Opinion
2019-04563
08-25-2021
Patricia Pazner, New York, NY (Patty C. Walton of counsel), for appellant. Melinda Katz, District Attorney, Kew Gardens, NY (Johnnette Traill, Nancy Fitzpatrick Talcott, and Rachel N. Houle of counsel), for respondent.
Patricia Pazner, New York, NY (Patty C. Walton of counsel), for appellant.
Melinda Katz, District Attorney, Kew Gardens, NY (Johnnette Traill, Nancy Fitzpatrick Talcott, and Rachel N. Houle of counsel), for respondent.
MARK C. DILLON, J.P. LEONARD B. AUSTIN BETSY BARROS VALERIE BRATHWAITE NELSON LINDA CHRISTOPHER, JJ.
DECISION & ORDER
Appeal by the defendant from an order of the Supreme Court, Queens County (Richard L. Buchter, J.), dated March 11, 2019, which, after a hearing, designated him a level two sex offender pursuant to Correction Law article 6-C.
ORDERED that the order is affirmed, without costs or disbursements.
The defendant was convicted, upon his plea of guilty, of attempted sexual abuse in the first degree. After a hearing pursuant to the Sex Offender Registration Act (Correction Law art 6-C; hereinafter SORA), the Supreme Court assessed the defendant a total of 65 points, which corresponded with a designation as a presumptive level one sex offender. The court then granted the People's request for an upward departure and designated the defendant a level two sex offender. The defendant appeals.
An upward departure from a presumptive risk classification is permitted when an aggravating factor exists that is not otherwise adequately taken into account by the risk assessment guidelines and the court finds that such factor is supported by clear and convincing evidence (see People v Gillotti, 23 N.Y.3d 841, 861; People v Jackson, 139 A.D.3d 1031, 1032; Sex Offender Registration Act: Risk Assessment Guidelines and Commentary at 4 [2006] [hereinafter Guidelines]). "After such a factor is identified, and after the facts supporting the existence of such factor have been proved by clear and convincing evidence, the court must 'exercise its discretion by weighing the aggravating and [any] mitigating factors to determine whether the totality of the circumstances warrants a departure to avoid an... under-assessment of the defendant's dangerousness and risk of sexual recidivism'" (People v Santos, 160 A.D.3d 673, 673, quoting People v Gillotti, 23 N.Y.3d at 861).

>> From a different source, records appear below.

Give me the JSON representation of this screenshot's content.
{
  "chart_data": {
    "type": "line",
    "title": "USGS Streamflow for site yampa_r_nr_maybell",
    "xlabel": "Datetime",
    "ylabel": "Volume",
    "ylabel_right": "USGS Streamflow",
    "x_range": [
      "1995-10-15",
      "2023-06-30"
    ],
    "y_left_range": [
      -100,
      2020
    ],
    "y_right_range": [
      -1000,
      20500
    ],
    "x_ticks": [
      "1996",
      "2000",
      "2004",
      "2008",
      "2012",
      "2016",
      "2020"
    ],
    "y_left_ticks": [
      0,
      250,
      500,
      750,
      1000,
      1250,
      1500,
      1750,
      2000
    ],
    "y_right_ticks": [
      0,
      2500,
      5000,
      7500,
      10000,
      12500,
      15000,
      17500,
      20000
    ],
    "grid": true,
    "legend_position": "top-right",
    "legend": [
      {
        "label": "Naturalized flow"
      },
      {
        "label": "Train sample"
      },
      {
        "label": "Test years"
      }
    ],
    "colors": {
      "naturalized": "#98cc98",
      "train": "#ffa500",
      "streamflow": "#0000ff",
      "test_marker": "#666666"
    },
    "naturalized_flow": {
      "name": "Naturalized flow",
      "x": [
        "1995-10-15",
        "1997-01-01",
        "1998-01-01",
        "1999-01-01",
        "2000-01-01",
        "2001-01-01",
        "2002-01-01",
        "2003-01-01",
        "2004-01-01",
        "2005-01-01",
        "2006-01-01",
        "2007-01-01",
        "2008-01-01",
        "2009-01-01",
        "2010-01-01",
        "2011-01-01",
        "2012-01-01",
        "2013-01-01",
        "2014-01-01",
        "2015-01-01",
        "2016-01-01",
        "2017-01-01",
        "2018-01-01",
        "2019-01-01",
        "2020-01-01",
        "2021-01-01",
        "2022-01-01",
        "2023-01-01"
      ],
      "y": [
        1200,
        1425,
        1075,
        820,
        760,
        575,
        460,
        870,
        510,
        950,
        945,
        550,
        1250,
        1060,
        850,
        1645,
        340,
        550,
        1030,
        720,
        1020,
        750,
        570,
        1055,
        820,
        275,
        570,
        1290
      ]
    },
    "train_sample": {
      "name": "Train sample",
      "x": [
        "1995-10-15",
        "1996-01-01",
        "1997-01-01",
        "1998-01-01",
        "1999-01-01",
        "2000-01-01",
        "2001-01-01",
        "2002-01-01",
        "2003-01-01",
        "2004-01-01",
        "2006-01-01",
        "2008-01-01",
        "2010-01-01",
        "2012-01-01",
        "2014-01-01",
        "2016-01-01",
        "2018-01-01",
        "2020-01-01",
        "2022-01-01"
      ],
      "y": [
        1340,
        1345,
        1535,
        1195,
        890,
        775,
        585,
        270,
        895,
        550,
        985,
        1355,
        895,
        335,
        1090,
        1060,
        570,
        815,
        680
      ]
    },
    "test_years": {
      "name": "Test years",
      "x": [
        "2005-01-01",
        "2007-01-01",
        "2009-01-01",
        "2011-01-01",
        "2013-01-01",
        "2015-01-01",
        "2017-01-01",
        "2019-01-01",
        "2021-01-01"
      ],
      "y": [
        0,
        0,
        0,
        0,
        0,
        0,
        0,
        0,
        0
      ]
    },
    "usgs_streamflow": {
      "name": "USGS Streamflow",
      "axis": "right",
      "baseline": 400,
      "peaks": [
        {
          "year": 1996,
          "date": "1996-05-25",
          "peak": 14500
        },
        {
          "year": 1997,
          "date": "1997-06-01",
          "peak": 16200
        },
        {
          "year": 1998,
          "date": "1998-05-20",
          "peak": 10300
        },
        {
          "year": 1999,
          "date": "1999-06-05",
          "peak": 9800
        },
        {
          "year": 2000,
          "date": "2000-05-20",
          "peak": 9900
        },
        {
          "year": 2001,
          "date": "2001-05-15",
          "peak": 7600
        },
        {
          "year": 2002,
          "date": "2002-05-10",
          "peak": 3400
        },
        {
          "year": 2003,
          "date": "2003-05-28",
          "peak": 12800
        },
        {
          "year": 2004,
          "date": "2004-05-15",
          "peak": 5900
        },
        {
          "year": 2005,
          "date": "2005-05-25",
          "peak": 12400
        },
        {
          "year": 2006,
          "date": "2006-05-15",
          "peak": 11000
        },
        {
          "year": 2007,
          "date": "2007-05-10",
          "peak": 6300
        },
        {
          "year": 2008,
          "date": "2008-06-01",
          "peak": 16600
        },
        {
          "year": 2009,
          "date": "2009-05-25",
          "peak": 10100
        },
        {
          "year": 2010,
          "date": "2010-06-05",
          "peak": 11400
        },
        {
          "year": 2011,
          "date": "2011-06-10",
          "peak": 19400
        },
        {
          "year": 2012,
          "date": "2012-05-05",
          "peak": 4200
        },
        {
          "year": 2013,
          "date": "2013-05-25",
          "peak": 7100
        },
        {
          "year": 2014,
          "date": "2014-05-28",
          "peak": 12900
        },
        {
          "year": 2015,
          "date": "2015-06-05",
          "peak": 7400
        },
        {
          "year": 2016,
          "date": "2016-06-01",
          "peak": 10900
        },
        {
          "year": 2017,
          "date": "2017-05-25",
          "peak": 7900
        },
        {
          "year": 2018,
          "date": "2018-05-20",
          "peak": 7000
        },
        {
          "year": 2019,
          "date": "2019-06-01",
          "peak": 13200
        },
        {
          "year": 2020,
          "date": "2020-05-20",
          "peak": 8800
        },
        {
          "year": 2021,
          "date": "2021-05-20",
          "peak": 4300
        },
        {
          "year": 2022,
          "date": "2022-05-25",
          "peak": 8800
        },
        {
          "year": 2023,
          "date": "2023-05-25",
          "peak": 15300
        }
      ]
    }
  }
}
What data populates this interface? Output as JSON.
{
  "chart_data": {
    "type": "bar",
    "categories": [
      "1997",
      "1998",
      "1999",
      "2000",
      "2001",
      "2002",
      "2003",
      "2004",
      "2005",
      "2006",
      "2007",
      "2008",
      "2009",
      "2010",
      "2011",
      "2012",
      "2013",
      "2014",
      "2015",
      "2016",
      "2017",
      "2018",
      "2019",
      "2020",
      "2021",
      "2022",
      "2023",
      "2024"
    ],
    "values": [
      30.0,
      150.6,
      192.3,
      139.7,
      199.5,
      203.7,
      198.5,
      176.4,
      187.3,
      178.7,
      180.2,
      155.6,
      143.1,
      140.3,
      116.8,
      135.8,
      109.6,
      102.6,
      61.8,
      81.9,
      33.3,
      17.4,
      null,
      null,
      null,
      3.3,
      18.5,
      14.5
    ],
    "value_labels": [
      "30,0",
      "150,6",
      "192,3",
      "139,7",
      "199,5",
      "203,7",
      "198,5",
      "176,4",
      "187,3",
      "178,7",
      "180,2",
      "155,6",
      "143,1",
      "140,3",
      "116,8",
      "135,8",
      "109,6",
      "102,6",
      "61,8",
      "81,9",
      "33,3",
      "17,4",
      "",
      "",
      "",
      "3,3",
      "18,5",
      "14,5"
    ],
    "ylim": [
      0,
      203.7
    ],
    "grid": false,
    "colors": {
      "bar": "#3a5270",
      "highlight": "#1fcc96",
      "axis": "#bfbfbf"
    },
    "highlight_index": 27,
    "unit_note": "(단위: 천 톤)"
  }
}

Contrary to the defendant's contention, there was "reliable hearsay evidence" (People v Sincerbeaux, 27 N.Y.3d 683, 687; see People v Mingo, 12 N.Y.3d 563; People v Santos, 160 A.D.3d at 674; People v Ziliox, 145 A.D.3d 925) that proved, by clear and convincing evidence, a prior history of sexual misconduct (see People v Santos, 160 A.D.3d at 674; People v Jackson, 139 A.D.3d at 1032) that was not accounted for on the risk assessment instrument and justified the upward departure (see People v Santos, 160 A.D.3d at 674; People v Jackson, 139 A.D.3d at 1032). While the defendant's prior offenses are not classified as "sex crimes" for purposes of scoring on the risk assessment instrument, there was a sexual component to a 1999 conviction of attempted assault in the third degree, which involved the defendant, who was working as a security guard, inappropriately touching two 11-year-old girls at a playground. Moreover, the Supreme Court was not limited solely to consideration of the crimes of which the defendant was convicted (see Guidelines at 5; People v Sincerbeaux, 27 N.Y.3d at 688-689; People v McClendon, 175 A.D.3d 1329, 1330; People v Fowara, 128 A.D.3d 932, 933; People v Snay, 122 A.D.3d 1012, 1013).
Further, the Supreme Court providently exercised its discretion in determining that a level one designation would constitute an underassessment of the defendant's dangerousness and risk of sexual recidivism (see People v Gillotti, 23 N.Y.3d at 841), and properly designated the defendant a level two sex offender.
DILLON, J.P., AUSTIN, BARROS, BRATHWAITE NELSON and CHRISTOPHER, JJ., concur.